GlaxoSmithKline (GSK) has kicked off a phase III study of its Respiratory Syncytial Virus (RSV) vaccine candidate for maternal immunisation.
The phase III launch follows the announcement of positive phase I/II data for the vaccine candidate – GSK3888550A – reported last month.
The data showed ‘promising’ safety and immunogenicity in the phase I/II study in non-pregnant women, inducing a high level of protecting neutralising antibodies. This included a 14-fold increase in RSV-A and RSV-B neutralising antibody titers observed as early as one week after immunisation.
The phase III GRACE study will involve up to 10,000 pregnant women aged 18-49 years, and will evaluate the efficacy of a single dose of the RSV vaccine for the prevention of medically assessed RSV-associated LRTIs in new-born infants.
The study will also evaluate the safety of the RSV vaccine candidate both in vaccinated mothers and in their infants.
Approximately 33 million cases of RSV occur in children under the age of five globally each year, with over 1.4 million hospitalisations of infants under six months of age.

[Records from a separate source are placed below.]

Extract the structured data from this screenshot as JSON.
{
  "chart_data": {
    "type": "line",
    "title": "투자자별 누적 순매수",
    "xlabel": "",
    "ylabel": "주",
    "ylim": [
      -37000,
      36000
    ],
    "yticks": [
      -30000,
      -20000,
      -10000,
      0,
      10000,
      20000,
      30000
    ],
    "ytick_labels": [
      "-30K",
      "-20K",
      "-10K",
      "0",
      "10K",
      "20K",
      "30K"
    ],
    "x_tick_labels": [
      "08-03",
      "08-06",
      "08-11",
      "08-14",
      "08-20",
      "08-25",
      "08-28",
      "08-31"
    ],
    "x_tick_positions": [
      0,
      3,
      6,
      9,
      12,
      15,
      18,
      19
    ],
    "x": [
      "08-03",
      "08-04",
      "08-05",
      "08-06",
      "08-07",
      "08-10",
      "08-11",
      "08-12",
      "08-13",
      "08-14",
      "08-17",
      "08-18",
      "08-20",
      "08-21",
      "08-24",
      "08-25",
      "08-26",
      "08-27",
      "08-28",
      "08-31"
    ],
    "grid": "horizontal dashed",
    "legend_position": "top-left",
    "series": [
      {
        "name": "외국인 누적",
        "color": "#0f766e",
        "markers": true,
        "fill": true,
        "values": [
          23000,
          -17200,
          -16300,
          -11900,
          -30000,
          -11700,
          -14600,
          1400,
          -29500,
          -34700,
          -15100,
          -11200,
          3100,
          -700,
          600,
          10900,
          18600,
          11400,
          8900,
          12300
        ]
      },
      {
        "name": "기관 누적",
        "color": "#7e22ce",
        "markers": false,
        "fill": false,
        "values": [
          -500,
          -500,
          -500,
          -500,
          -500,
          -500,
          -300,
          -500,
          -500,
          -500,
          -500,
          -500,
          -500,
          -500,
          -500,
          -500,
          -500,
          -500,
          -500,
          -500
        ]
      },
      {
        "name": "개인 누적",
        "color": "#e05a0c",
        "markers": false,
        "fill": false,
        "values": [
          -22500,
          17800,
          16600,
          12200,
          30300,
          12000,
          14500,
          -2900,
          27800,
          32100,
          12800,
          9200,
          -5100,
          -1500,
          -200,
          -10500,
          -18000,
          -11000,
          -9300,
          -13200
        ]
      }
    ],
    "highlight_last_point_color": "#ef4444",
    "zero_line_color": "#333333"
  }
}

RSV is also a leading cause of respiratory infections – including bronchiolitis and inflammatory pneumonia – in infants.
“RSV burden is high amongst young infants – a vaccine which protects them from birth would represent significant progress in addressing the burden of RSV, preventing infant illness and families’ distress, as well as reducing the associated burden for society,” said Emmanuel Hanon, senior vice president and head of vaccines R&D for GSK.
“Advancing our portfolio of RSV vaccine candidates based on robust available data is a major step towards GSK’s goal of reducing the RSV-associated disease burden around the world,” he added.